A quel moment l'impact de la musique sur le cerveau est le plus important ? Est-ce que maintenir des heures de musique à l'école et au collège est aujourd'hui pertinent ?

L’impact de la musique commence très tôt, dès notre vie intra-utérine, et son exposition et sa pratique peuvent avoir des bénéfices tout au long de la vie. Il est évident que l’éducation musicale est particulièrement pertinente à proposer chez l’enfant jeune et scolarisé, car on sait que les bénéfices cognitifs et les modifications cérébrales seront d’autant plus durables que cette éducation a commencé tôt et s’est prolongée par la suite. Il est certainement dommage aujourd’hui que l’éducation musicale (et plus généralement artistique) soit majoritairement découplée du parcours éducatif des enfants, proposée à l’extérieur du système scolaire et pour une minorité de privilégié.

Penser que l’éducation artistique n’est pas intéressante pour augmenter la performance scolaire est une erreur fondamentale, qui est contredite par toute les études scientifiques, en particulier dans le domaine de l’éducation musicale. Au-delà des bénéfices sur les processus intellectuels que nous avons déjà évoqués, l’éducation musicale c’est aussi une école de la discipline, de l’écoute de l’autre, du gout de l’effort par la réalisation de projets individuels ou collectifs (concerts, enregistrements…), c’est aussi la stimulation des capacités créatives qui renforce la capacité des enfants à imaginer des solutions nouvelles et ingénieuses (transposable dans le domaine des sciences ou de l’économie). Bref, il est aujourd’hui clairement dommage de voir nombre d’enfants ou d’étudiants qui considèrent que les moments les plus intéressants de leur vie se trouvent lors d’activités de partages musicaux ou artistiques, et pas dans les moments scolaires. La stimulation du circuit du plaisir et de la récompense dans notre cerveau par la pratique ou l’écoute de la musique devrait être mise au service de l’éducation de manière plus large.
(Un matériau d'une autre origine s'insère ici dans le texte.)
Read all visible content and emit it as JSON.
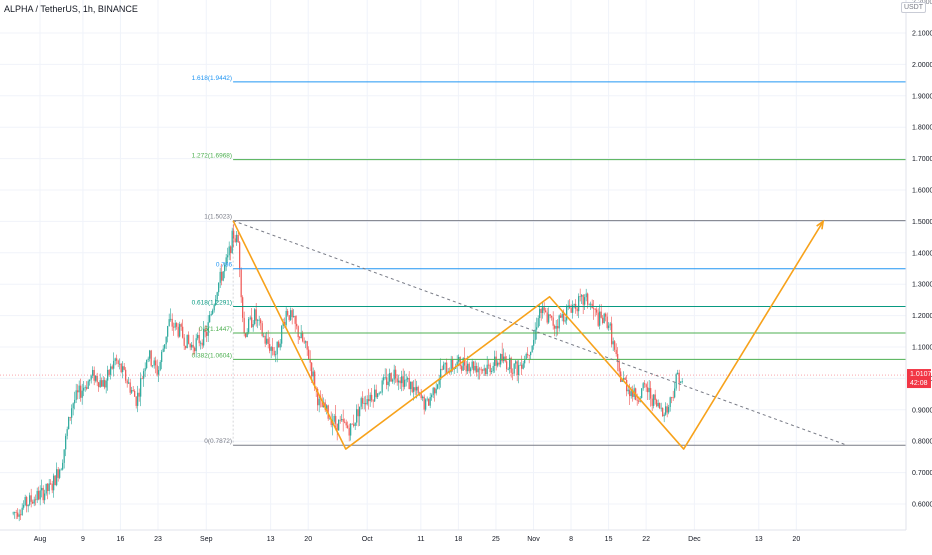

Est-ce que toutes les musiques, de la musique classique au hip-hop, ont le même impact sur l'augmentation des capacités verbales et mémorielles ?

Oui, on est clairement sorti de "l’effet Mozart", où certaines études mettaient la focale sur un impact plus fort de quelques musiques sur notre cerveau. En définitive de nombreuses musiques sont efficaces et nous stimulent intellectuellement. Dans ce contexte, il faut privilégier la diversité des styles, et être curieux et l’oreille ouverte, cela fait aussi partie de l’éducation musicale. De manière inattendue, ce sont les études sur l’effet de la diffusion de musique sur le comportement et le cerveau des animaux qui nous montrent qu’il n’y a pas que la musique classique qui peut avoir un impact positif. Diverses études chez la souris ou le rat ont montré que des musiques diversifiées (classique, jazz, électroniques…), évidemment diffusées pas trop fortes, pouvaient augmenter les capacités d’apprentissage des animaux et stimulaient la création de nouveaux neurones (ce que l’on appelle la neurogénèse). Ainsi la musique se révèle être un puissant neuromodulateur, et il nous faudra certainement encore beaucoup d’études pour en comprendre et en expliquer les mécanismes fondamentaux.